One of the key beneficial outcomes of the workshop was bridging the gap between Casper’s current “exponential growth” approach to transaction/block finality. This increases the confidence of validators, rewarding them for betting and penalizing them if their bets are wrong. Vlad’s “fix by composition” approach emphasizes penalizing verifiers only in cases of ambiguity (e.g. signing two incompatible messages). By the end of the workshop, we had started working together on a strategy that combined the best of both approaches, and we had already started using these insights to improve the Casper protocol.
In the meantime, I’ve written a few articles and FAQs detailing the current state of thinking around proof-of-stake, sharding, and Casper to help anyone interested get up to speed.
https://github.com/ethereum/wiki/wiki/Proof-of-Stake-FAQ
https://github.com/ethereum/wiki/wiki/Sharding-FAQ
https://docs.google.com/document/d/1maFT3cpHvwn29gLvtY4WcQiI6kRbN_nbCf3JlgR3m_8 (Mauve Paper; a bit out of date now, but will be updated soon)
State size control
Another important area of protocol design is state size control. In other words, how can we reduce the amount of state information that an entire node must track? The current state is about a gigabyte in size (the remaining data that a geth or parity node currently stores is transaction history, which could theoretically be cleaned up if there was a powerful light client protocol to retrieve it). We have already seen how the availability of protocols degrades in a number of ways when they become much more available. Additionally, sharded blockchains make sharding much more difficult because nodes must be able to quickly download parts of the state as part of the process to act as validators.
Some of the suggestions raised relate to: Delete old non-contractual accounts If you do not have enough Ether to send the transaction and send it safely To prevent replay attacks. Other proposals include making it much more expensive to simply create new accounts or store data, and further decoupling it from paying other kinds of costs inside the EVM. Other suggestions include placing a time limit on the length of the contract, charging more to create an account or contract with a longer time limit (the time limit here would be generous, perhaps over several years). It would still be cheaper to create a lasting contract). There is currently an ongoing debate in the developer community about how best to achieve the goal of keeping the state size small while keeping the core protocol as user and developer friendly as possible.
miscellaneous
Other areas where low-level protocol improvements are expected include:
- several “EVM 1.5” proposed Promotes compatibility with WASM by making the EVM more friendly to static analysis.

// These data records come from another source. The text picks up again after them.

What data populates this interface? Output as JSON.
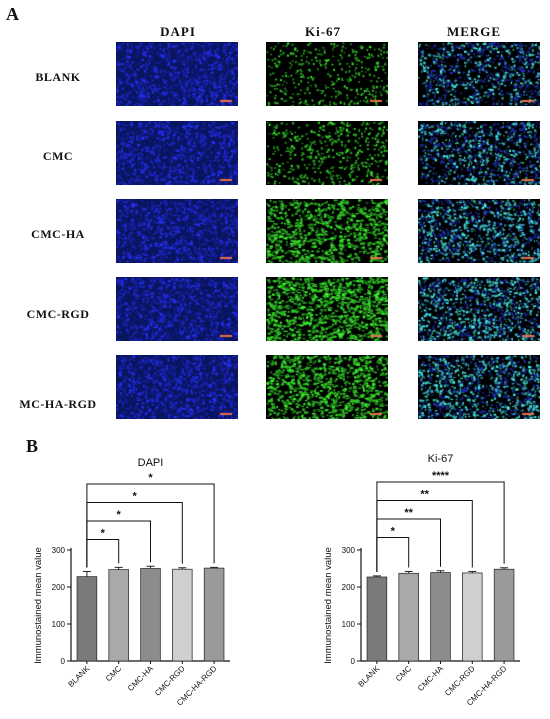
{
  "panel_a": {
    "letter": "A",
    "columns": [
      "DAPI",
      "Ki-67",
      "MERGE"
    ],
    "rows": [
      "BLANK",
      "CMC",
      "CMC-HA",
      "CMC-RGD",
      "MC-HA-RGD"
    ],
    "stain_colors": {
      "dapi": "#1a2bd6",
      "ki67": "#33e03a",
      "merge_cyan": "#4fd6f0"
    },
    "scale_bar_color": "#e8704a",
    "ki67_density": [
      0.25,
      0.35,
      0.8,
      0.95,
      0.85
    ]
  },
  "panel_b": {
    "letter": "B"
  },
  "chart_data": [
    {
      "type": "bar",
      "title": "DAPI",
      "ylabel": "Immunostained mean value",
      "categories": [
        "BLANK",
        "CMC",
        "CMC-HA",
        "CMC-RGD",
        "CMC-HA-RGD"
      ],
      "values": [
        228,
        247,
        250,
        248,
        251
      ],
      "errors": [
        14,
        6,
        6,
        4,
        2
      ],
      "ylim": [
        0,
        300
      ],
      "yticks": [
        "0",
        "100",
        "200",
        "300"
      ],
      "bar_colors": [
        "#7a7a7a",
        "#a9a9a9",
        "#8c8c8c",
        "#cfcfcf",
        "#9a9a9a"
      ],
      "significance": [
        {
          "from": 0,
          "to": 1,
          "label": "*"
        },
        {
          "from": 0,
          "to": 2,
          "label": "*"
        },
        {
          "from": 0,
          "to": 3,
          "label": "*"
        },
        {
          "from": 0,
          "to": 4,
          "label": "*"
        }
      ]
    },
    {
      "type": "bar",
      "title": "Ki-67",
      "ylabel": "Immunostained mean value",
      "categories": [
        "BLANK",
        "CMC",
        "CMC-HA",
        "CMC-RGD",
        "CMC-HA-RGD"
      ],
      "values": [
        227,
        237,
        239,
        238,
        248
      ],
      "errors": [
        3,
        5,
        5,
        4,
        4
      ],
      "ylim": [
        0,
        300
      ],
      "yticks": [
        "0",
        "100",
        "200",
        "300"
      ],
      "bar_colors": [
        "#7a7a7a",
        "#a9a9a9",
        "#8c8c8c",
        "#cfcfcf",
        "#9a9a9a"
      ],
      "significance": [
        {
          "from": 0,
          "to": 1,
          "label": "*"
        },
        {
          "from": 0,
          "to": 2,
          "label": "**"
        },
        {
          "from": 0,
          "to": 3,
          "label": "**"
        },
        {
          "from": 0,
          "to": 4,
          "label": "****"
        }
      ]
    }
  ]
}
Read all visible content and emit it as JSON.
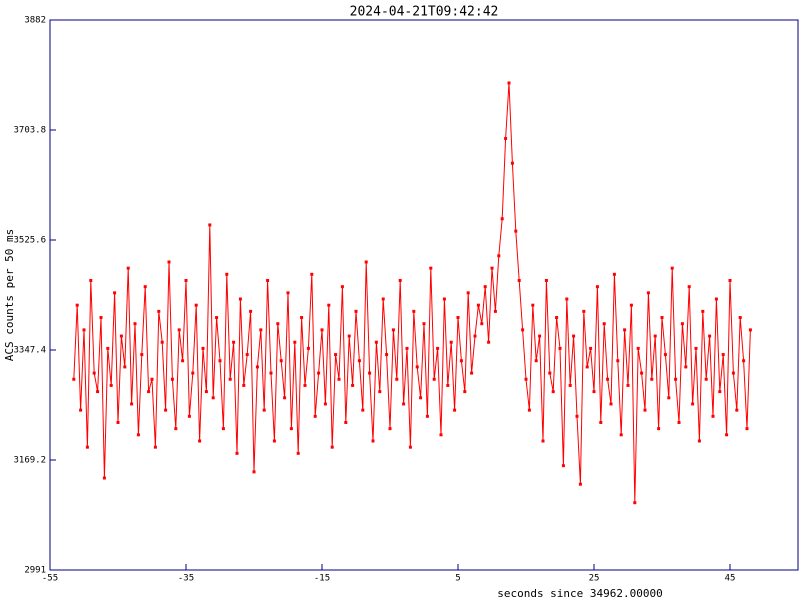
{
  "chart_data": {
    "type": "line",
    "title": "2024-04-21T09:42:42",
    "x_label": "seconds since 34962.00000",
    "y_label": "ACS counts per 50 ms",
    "xlim": [
      -55,
      55
    ],
    "xticks": [
      -55,
      -35,
      -15,
      5,
      25,
      45
    ],
    "ylim": [
      2991,
      3882
    ],
    "yticks": [
      2991,
      3169.2,
      3347.4,
      3525.6,
      3703.8,
      3882
    ],
    "color": "#ff0000",
    "x": [
      -51.5,
      -51,
      -50.5,
      -50,
      -49.5,
      -49,
      -48.5,
      -48,
      -47.5,
      -47,
      -46.5,
      -46,
      -45.5,
      -45,
      -44.5,
      -44,
      -43.5,
      -43,
      -42.5,
      -42,
      -41.5,
      -41,
      -40.5,
      -40,
      -39.5,
      -39,
      -38.5,
      -38,
      -37.5,
      -37,
      -36.5,
      -36,
      -35.5,
      -35,
      -34.5,
      -34,
      -33.5,
      -33,
      -32.5,
      -32,
      -31.5,
      -31,
      -30.5,
      -30,
      -29.5,
      -29,
      -28.5,
      -28,
      -27.5,
      -27,
      -26.5,
      -26,
      -25.5,
      -25,
      -24.5,
      -24,
      -23.5,
      -23,
      -22.5,
      -22,
      -21.5,
      -21,
      -20.5,
      -20,
      -19.5,
      -19,
      -18.5,
      -18,
      -17.5,
      -17,
      -16.5,
      -16,
      -15.5,
      -15,
      -14.5,
      -14,
      -13.5,
      -13,
      -12.5,
      -12,
      -11.5,
      -11,
      -10.5,
      -10,
      -9.5,
      -9,
      -8.5,
      -8,
      -7.5,
      -7,
      -6.5,
      -6,
      -5.5,
      -5,
      -4.5,
      -4,
      -3.5,
      -3,
      -2.5,
      -2,
      -1.5,
      -1,
      -0.5,
      0,
      0.5,
      1,
      1.5,
      2,
      2.5,
      3,
      3.5,
      4,
      4.5,
      5,
      5.5,
      6,
      6.5,
      7,
      7.5,
      8,
      8.5,
      9,
      9.5,
      10,
      10.5,
      11,
      11.5,
      12,
      12.5,
      13,
      13.5,
      14,
      14.5,
      15,
      15.5,
      16,
      16.5,
      17,
      17.5,
      18,
      18.5,
      19,
      19.5,
      20,
      20.5,
      21,
      21.5,
      22,
      22.5,
      23,
      23.5,
      24,
      24.5,
      25,
      25.5,
      26,
      26.5,
      27,
      27.5,
      28,
      28.5,
      29,
      29.5,
      30,
      30.5,
      31,
      31.5,
      32,
      32.5,
      33,
      33.5,
      34,
      34.5,
      35,
      35.5,
      36,
      36.5,
      37,
      37.5,
      38,
      38.5,
      39,
      39.5,
      40,
      40.5,
      41,
      41.5,
      42,
      42.5,
      43,
      43.5,
      44,
      44.5,
      45,
      45.5,
      46,
      46.5,
      47,
      47.5,
      48
    ],
    "values": [
      3300,
      3420,
      3250,
      3380,
      3190,
      3460,
      3310,
      3280,
      3400,
      3140,
      3350,
      3290,
      3440,
      3230,
      3370,
      3320,
      3480,
      3260,
      3390,
      3210,
      3340,
      3450,
      3280,
      3300,
      3190,
      3410,
      3360,
      3250,
      3490,
      3300,
      3220,
      3380,
      3330,
      3460,
      3240,
      3310,
      3420,
      3200,
      3350,
      3280,
      3550,
      3270,
      3400,
      3330,
      3220,
      3470,
      3300,
      3360,
      3180,
      3430,
      3290,
      3340,
      3410,
      3150,
      3320,
      3380,
      3250,
      3460,
      3310,
      3200,
      3390,
      3330,
      3270,
      3440,
      3220,
      3360,
      3180,
      3400,
      3290,
      3350,
      3470,
      3240,
      3310,
      3380,
      3260,
      3420,
      3190,
      3340,
      3300,
      3450,
      3230,
      3370,
      3290,
      3410,
      3330,
      3250,
      3490,
      3310,
      3200,
      3360,
      3280,
      3430,
      3340,
      3220,
      3380,
      3300,
      3460,
      3260,
      3350,
      3190,
      3410,
      3320,
      3270,
      3390,
      3240,
      3480,
      3300,
      3350,
      3210,
      3430,
      3290,
      3360,
      3250,
      3400,
      3330,
      3280,
      3440,
      3310,
      3370,
      3420,
      3390,
      3450,
      3360,
      3480,
      3410,
      3500,
      3560,
      3690,
      3780,
      3650,
      3540,
      3460,
      3380,
      3300,
      3250,
      3420,
      3330,
      3370,
      3200,
      3460,
      3310,
      3280,
      3400,
      3350,
      3160,
      3430,
      3290,
      3370,
      3240,
      3130,
      3410,
      3320,
      3350,
      3280,
      3450,
      3230,
      3390,
      3300,
      3260,
      3470,
      3330,
      3210,
      3380,
      3290,
      3420,
      3100,
      3350,
      3310,
      3250,
      3440,
      3300,
      3370,
      3220,
      3400,
      3340,
      3270,
      3480,
      3300,
      3230,
      3390,
      3320,
      3450,
      3260,
      3350,
      3200,
      3410,
      3300,
      3370,
      3240,
      3430,
      3280,
      3340,
      3210,
      3460,
      3310,
      3250,
      3400,
      3330,
      3220,
      3380
    ]
  }
}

- Incorporating zero-knowledge proofs via (i) explicit ZKP opcodes/native contracts or (ii) opcodes or native contracts for key computationally intensive elements of ZKP, especially elliptic curve pair computation.
- Additional levels of abstraction and protocol simplification
We look forward to more detailed documentation and conversation on all of these topics in the coming months, especially as work continues to transform the Casper specification into a viable proof-of-concept release ready to run testnets.